I gulped. "Understood," I nodded.

She took a deep breath, and then continued in more measured tones, "Sorry, darling, but I have to be unbelievably careful. Now, where were we?"

"I was about to ask how you squared vegetarianism with eating this steak."

"Of course you were ... of course you were." Her eyes flickered upwards for a moment. "What if I was to tell you that it wasn't technically meat?"

"Sorry? You mean it's some kind of substitute?" I shook my head. "Well, if it is, it's a damn sight more realistic than some of the soya shit I've eaten in the past. Or - what was the stuff called? Quark? Quirk?"

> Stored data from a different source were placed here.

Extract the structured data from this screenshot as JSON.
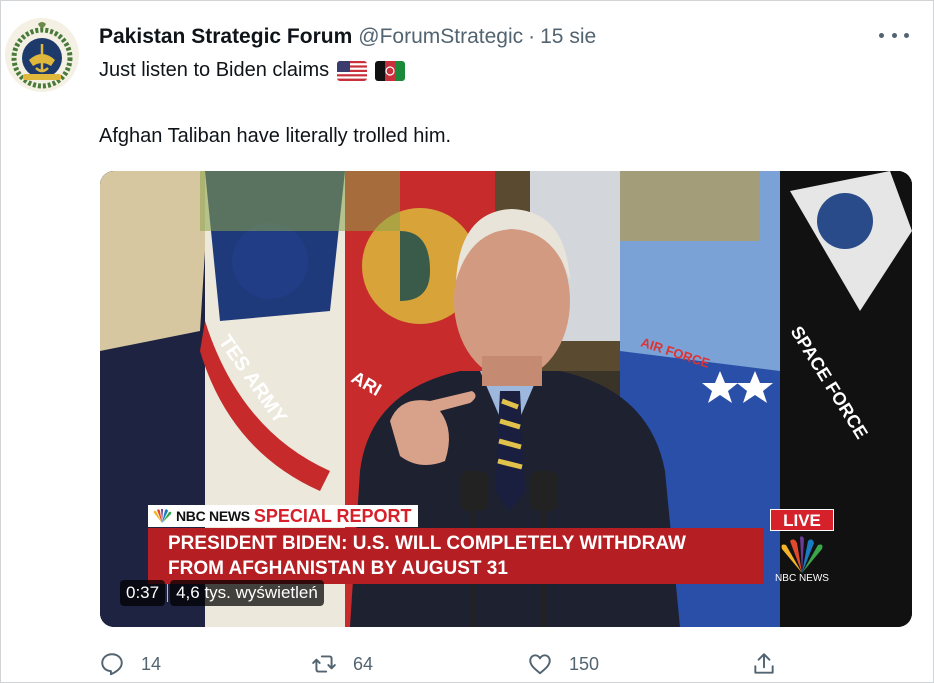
{
  "tweet": {
    "display_name": "Pakistan Strategic Forum",
    "handle": "@ForumStrategic",
    "separator": "·",
    "time": "15 sie",
    "text_line1": "Just listen to Biden claims",
    "text_line2": "Afghan Taliban have literally trolled him.",
    "flags": [
      "us-flag-icon",
      "afghanistan-flag-icon"
    ]
  },
  "video": {
    "nbc_label": "NBC NEWS",
    "special_label": "SPECIAL REPORT",
    "headline_line1": "PRESIDENT BIDEN: U.S. WILL COMPLETELY WITHDRAW",
    "headline_line2": "FROM AFGHANISTAN BY AUGUST 31",
    "live_label": "LIVE",
    "logo_text": "NBC NEWS",
    "duration": "0:37",
    "views": "4,6 tys. wyświetleń",
    "banner_texts": [
      "TES ARMY",
      "SPACE FORCE",
      "AIR FORCE",
      "ARI"
    ]
  },
  "actions": {
    "reply_count": "14",
    "retweet_count": "64",
    "like_count": "150"
  },
  "colors": {
    "text_primary": "#0f1419",
    "text_secondary": "#536471",
    "headline_red": "#b51f24",
    "live_red": "#d6202a"
  }
}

"Quorn, my dear. Uh - uh. You're jumping to conclusions, and you're jumping in all the wrong directions. Do you really imagine that I would have asked you to pay a hundred smackers a portion for some fungal meat substitute?"

She'd ordered off-menu, with plenty of surreptitious nods and winks, so the price came as something of a shock. I wondered how I'd get that past accounts.

"No, please be assured. This steak did come from a cow. But one of a very special herd."

"Must be very special indeed," I remarked. (A hundred smackers a portion, I thought. Jesus.)

"Very special indeed," she continued. "Back in the late eighties, a dairy farmer somewhere in the south of England - and I'm not going to say where, so don't even ask - started noticing something strange happening to his cattle. Or to be specific, the cattle who grazed in a particular field."

"What was strange about them?" I asked.

"Some of them - the younger ones - took to gambolling about like spring lambs. The older ones, unfortunately, didn't fare so well. In fact, several of them keeled over and died. Naturally, the vet was called in, and what he found was so bizarre that at first he refused to believe the evidence of his eyes. So he called in a government expert, whose first act was to arrange a complete news blackout."

"Go on," I said.

"Well, it seems that when the original vet performed the initial post-mortem on the first cow to have died, its cell structure had been radically changed. Changed so that instead of being an animal, it was now technically a plant."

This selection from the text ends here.